What Is the Resulting Frequency When Two Different Sound Frequencies Combine?

[erisedk]

Homework Statement

When two sound sources of the same amplitude but of slightly different frequencies n1 and n2 are sounded simultaneously, the sound one hears has a frequency equal to

Ans: (n1+n2)/2

Homework Equations

The Attempt at a Solution

I have virtually no clue how that's the answer. I thought maybe the problem was related to beats, but it's clearly not. Beyond this, I just don't know at all.

 

[haruspex]

Homework Statement

When two sound sources of the same amplitude but of slightly different frequencies n1 and n2 are sounded simultaneously, the sound one hears has a frequency equal to

Ans: (n1+n2)/2

Homework Equations

The Attempt at a Solution

I have virtually no clue how that's the answer. I thought maybe the problem was related to beats, but it's clearly not. Beyond this, I just don't know at all.

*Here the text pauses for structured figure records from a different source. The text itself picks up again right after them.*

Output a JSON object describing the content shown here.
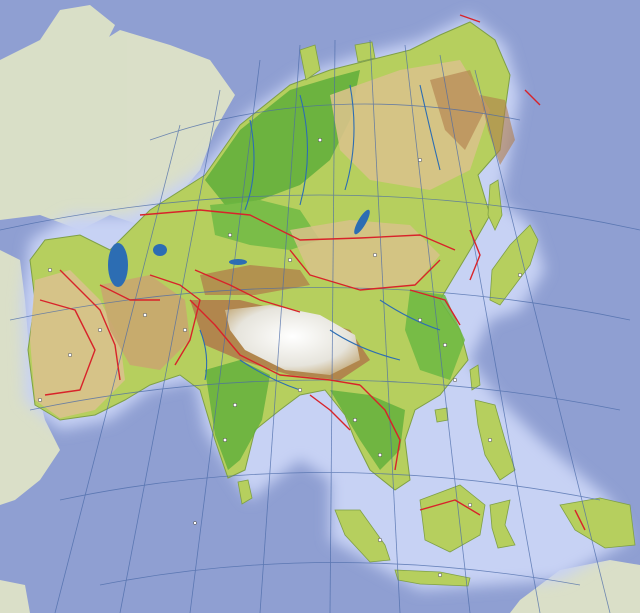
{
  "map": {
    "projection": "azimuthal",
    "style": "physical relief",
    "labels": [],
    "colors": {
      "ocean": "#8f9fd2",
      "ocean_halo": "#c7d2f4",
      "land_context": "#e2e6c6",
      "lowland_green": "#5fae3a",
      "plain_light": "#b6cf5e",
      "upland_tan": "#d8c28a",
      "mountain_brown": "#b07d4b",
      "high_plateau": "#efefef",
      "border": "#d8232a",
      "graticule": "#4a6aa8",
      "river": "#2c6db3",
      "city_dot": "#ffffff"
    }
  }
}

No, it is related to beats. Write the expression for the addition of two sine waves. What trigonometric formulae do you know that look relevant?

 

[erisedk]

Got it! Asin(2πn1t-kx) + Asin(2πn2t-kx) = 2Asin(πn1t+πn2t2-kx)cos(πn1t-πn2t), which will have the frequency (n1+n2)/2
As for cos(πn1t-πn2t), is it something like variable amplitude term in standing wave equations? Cos it doesn't have any traveling component.

 

[haruspex]

Got it! Asin(2πn1t-kx) + Asin(2πn2t-kx) = 2Asin(πn1t+πn2t2-kx)cos(πn1t-πn2t), which will have the frequency (n1+n2)/2
As for cos(πn1t-πn2t), is it something like variable amplitude term in standing wave equations? Cos it doesn't have any traveling component.

Not exactly. Your equations are not quite right. The two waves being added should have the same speed.
But whether the beat factor in the product form travels is not relevant. The listener is presumed stationary. It's a perception question; the low frequency factor is heard as variation in amplitude, not as a tone.

 

[erisedk]

Not exactly. Your equations are not quite right. The two waves being added should have the same speed.

Oh yeah, v=w/k, and so we can adjust the k's accordingly, which makes the frequency term look like this: sin(πn1t+πn2t2-(k1-k2)/2x).